List of reasons for disqualification: those marked * are new and only apply from 1 August 2018
- being on the Sex Offenders’ Register*
- unspent conviction for an offence involving
- deception or dishonesty
- terrorist offences*
- money laundering*
- misconduct in public office*, perjury*, perverting the course of justice*
- contravention of certain preventative Orders of the Charity Commission (s.77 of the Charities Act 2011)*
- attempting, aiding or abetting these offences*
- contempt of court*
- designation under specific anti-terrorist legislation*
- found guilty by the High court of disobeying a Commission order or direction*
- removed from:
- trusteeship, or as an officer*, agent* or employee* of a charity by the Court or the Commission for misconduct or mismanagement
- a position of management or control of a charity in Scotland for mismanagement or misconduct
- disqualification order under the Company Directors Disqualification Act 1986
- undischarged bankruptcy
- composition or arrangement with creditors which includes an individual voluntary arrangement (IVA), and is currently on the Insolvency Service Register
If you think that you’ll be disqualified because of any of the new restrictions, remember that the disqualification doesn’t take effect until 1 August 2018. You have time before then to double check that you’ll be disqualified (and take legal advice if you need to).
If you’re sure, then your options are either to resign, or to apply to us for clearance (a waiver) to continue in post.
It will be possible to apply for a waiver any time from 1 February 2018. Read our guidance about waivers to find out how to apply, but note there are some situations (explained in the guidance) where a waiver is not an option.
The point of these further restrictions is of course to provide some protection for charities, but the system allows us to waive disqualification for those whose experience and skills in running charities should not be lost.
We’d strongly suggest getting your waiver application in as soon as you can, ideally by 1 June 2018, to get a decision in good time.

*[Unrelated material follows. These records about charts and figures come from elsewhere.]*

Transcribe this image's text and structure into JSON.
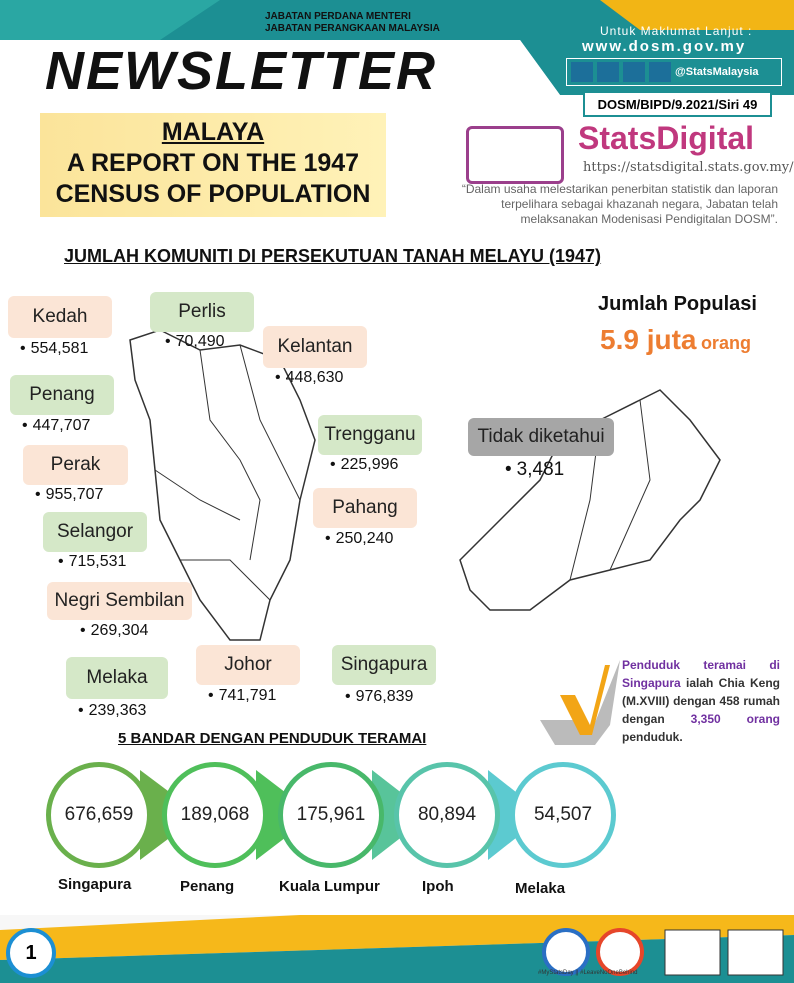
{
  "header": {
    "agency": [
      "JABATAN PERDANA MENTERI",
      "JABATAN PERANGKAAN MALAYSIA"
    ],
    "title": "NEWSLETTER",
    "contact_label": "Untuk Maklumat Lanjut :",
    "website": "www.dosm.gov.my",
    "social": "@StatsMalaysia",
    "reference": "DOSM/BIPD/9.2021/Siri 49"
  },
  "report_title": [
    "MALAYA",
    "A REPORT ON THE 1947",
    "CENSUS OF POPULATION"
  ],
  "statsdigital": {
    "name": "StatsDigital",
    "url": "https://statsdigital.stats.gov.my/",
    "quote": "“Dalam usaha melestarikan penerbitan statistik dan laporan terpelihara sebagai khazanah negara, Jabatan telah melaksanakan Modenisasi Pendigitalan DOSM”."
  },
  "section_title": "JUMLAH KOMUNITI DI PERSEKUTUAN TANAH MELAYU (1947)",
  "states": [
    {
      "name": "Kedah",
      "value": "554,581"
    },
    {
      "name": "Perlis",
      "value": "70,490"
    },
    {
      "name": "Kelantan",
      "value": "448,630"
    },
    {
      "name": "Penang",
      "value": "447,707"
    },
    {
      "name": "Perak",
      "value": "955,707"
    },
    {
      "name": "Trengganu",
      "value": "225,996"
    },
    {
      "name": "Selangor",
      "value": "715,531"
    },
    {
      "name": "Pahang",
      "value": "250,240"
    },
    {
      "name": "Negri Sembilan",
      "value": "269,304"
    },
    {
      "name": "Melaka",
      "value": "239,363"
    },
    {
      "name": "Johor",
      "value": "741,791"
    },
    {
      "name": "Singapura",
      "value": "976,839"
    },
    {
      "name": "Tidak diketahui",
      "value": "3,481"
    }
  ],
  "total": {
    "label": "Jumlah Populasi",
    "value": "5.9 juta",
    "unit": "orang"
  },
  "note": [
    "Penduduk teramai di Singapura",
    "ialah Chia Keng (M.XVIII) dengan 458 rumah dengan",
    "3,350 orang",
    "penduduk."
  ],
  "cities": {
    "title": "5 BANDAR DENGAN PENDUDUK TERAMAI",
    "items": [
      {
        "name": "Singapura",
        "value": "676,659"
      },
      {
        "name": "Penang",
        "value": "189,068"
      },
      {
        "name": "Kuala Lumpur",
        "value": "175,961"
      },
      {
        "name": "Ipoh",
        "value": "80,894"
      },
      {
        "name": "Melaka",
        "value": "54,507"
      }
    ]
  },
  "page_number": "1",
  "footer_tag": "#MyStatsDay || #LeaveNoOneBehind"
}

You, and any charities that you’re running know where they stand and can make plans.
For charities, just remember to add these new restrictions into the recruitment and post appointment declarations that you ask trustees, CEOs and FDs to complete.
We’ll be publishing an example declaration in February for you to use. If you find that someone is going to be disqualified, they will only be able to take up (or continue in) the post if they get a waiver from us.
Our detailed guidance for charities provides advice on what to do if you find someone is disqualified.